In this post by Bob Murphy, some commenters disagree with the use of the early 1970s as the point when income and wealth inequality started to become a problem.

Thomas Piketty has recently gained some fame for pointing this out. His sometimes co-author Emmanual Sanz has done a lot of work pointing to this same conclusion.

The income and wealth divide that is now seen as a problem did start right around 1970 (depending on what type of data you want to look at to judge this, it started as early as 1968 or as late as 1973). The income divide is not fabricated, nor are these dates just pulled from thin air.

Whether income inequality is a problem is another issue. Incidentally I don’t think it is, as I’ve argued here and here.

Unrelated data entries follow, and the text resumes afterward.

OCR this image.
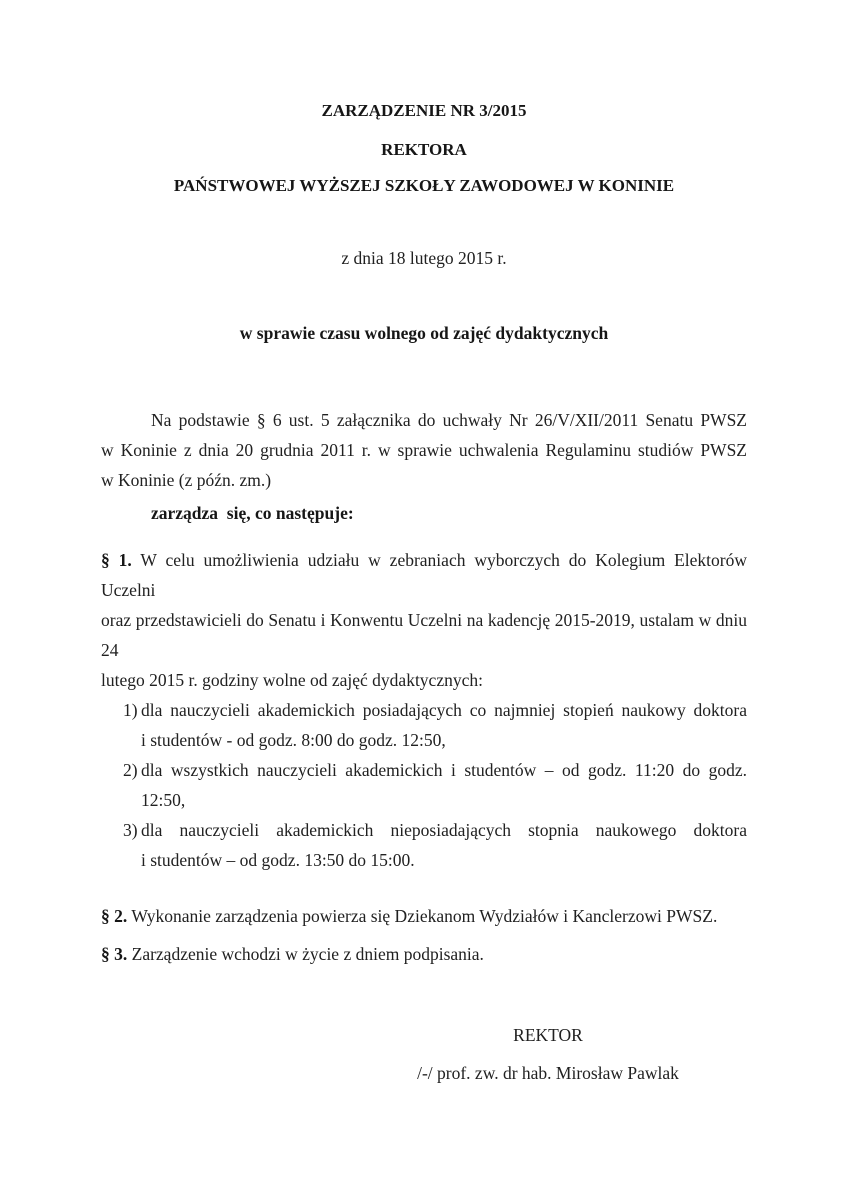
ZARZĄDZENIE NR 3/2015
REKTORA
PAŃSTWOWEJ WYŻSZEJ SZKOŁY ZAWODOWEJ W KONINIE
z dnia 18 lutego 2015 r.
w sprawie czasu wolnego od zajęć dydaktycznych
Na podstawie § 6 ust. 5 załącznika do uchwały Nr 26/V/XII/2011 Senatu PWSZ
w Koninie z dnia 20 grudnia 2011 r. w sprawie uchwalenia Regulaminu studiów PWSZ
w Koninie (z późn. zm.)
zarządza  się, co następuje:
§ 1. W celu umożliwienia udziału w zebraniach wyborczych do Kolegium Elektorów Uczelni
oraz przedstawicieli do Senatu i Konwentu Uczelni na kadencję 2015-2019, ustalam w dniu 24
lutego 2015 r. godziny wolne od zajęć dydaktycznych:
1) dla nauczycieli akademickich posiadających co najmniej stopień naukowy doktora
i studentów - od godz. 8:00 do godz. 12:50,
2) dla wszystkich nauczycieli akademickich i studentów – od godz. 11:20 do godz.
12:50,
3) dla nauczycieli akademickich nieposiadających stopnia naukowego doktora
i studentów – od godz. 13:50 do 15:00.
§ 2. Wykonanie zarządzenia powierza się Dziekanom Wydziałów i Kanclerzowi PWSZ.
§ 3. Zarządzenie wchodzi w życie z dniem podpisania.
REKTOR
/-/ prof. zw. dr hab. Mirosław Pawlak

But rather than look at statistical work by economists, we can use some more common measures to make the point.

income inequality
The Gini index is a very simple measure that shows the degree of income distribution within a country. A Gini figure of 0 would mean that everyone earns the same amount. A figure of 1 means there is a maximum degree of inequality. By this very common measure income inequality in the US bottomed out in 1968 and has advanced ever since.

The ratio of the average wage to the minimum wage is a good way to gauge how much more the average wage earner makes relative to the bottom of the wage-earning scale. (Technically speaking the unemployed are the bottom rung of that ladder, but we’ll just deal with those with jobs.)

A rising ratio means that the average wage earner is enjoying more income growth than the minimum wage earners. Again, this figure was more or less constant until the late 1960s, before it jumped. It was only the outbreak of the crisis in 2007 that really compromised this advance, though even that is now bygone past.
In short, income inequality is advancing. It’s not necessarily a problem, but it has definitely occurred more-or-less starting around 1970.

When I say it’s not “necessarily” a problem I mean that earned income inequality is quite fair. Those who work hard, put in long hours, or have great ideas will see their incomes rise relative to those who lack those skills. They get richer as a reward, but we’re all better off because of them as well. The problem right now is with unearned inequality.

So what could be the source of unearned inequality? How could one group get ahead without having to put in the long hours, hard work or bringing forth great ideas?

How about we look at how income is defined – with money. The period of time right around 1970 was unique in recent history as it was the end of the Bretton Woods era and the start of a pure fiat standard by all the central banks of the Western world. It ushered in a period of unanchored central bank credit creation, and government deficit spending. If one wants to blame something for the inequality that coincided exactly with this momentous event, why not pick the obvious reason?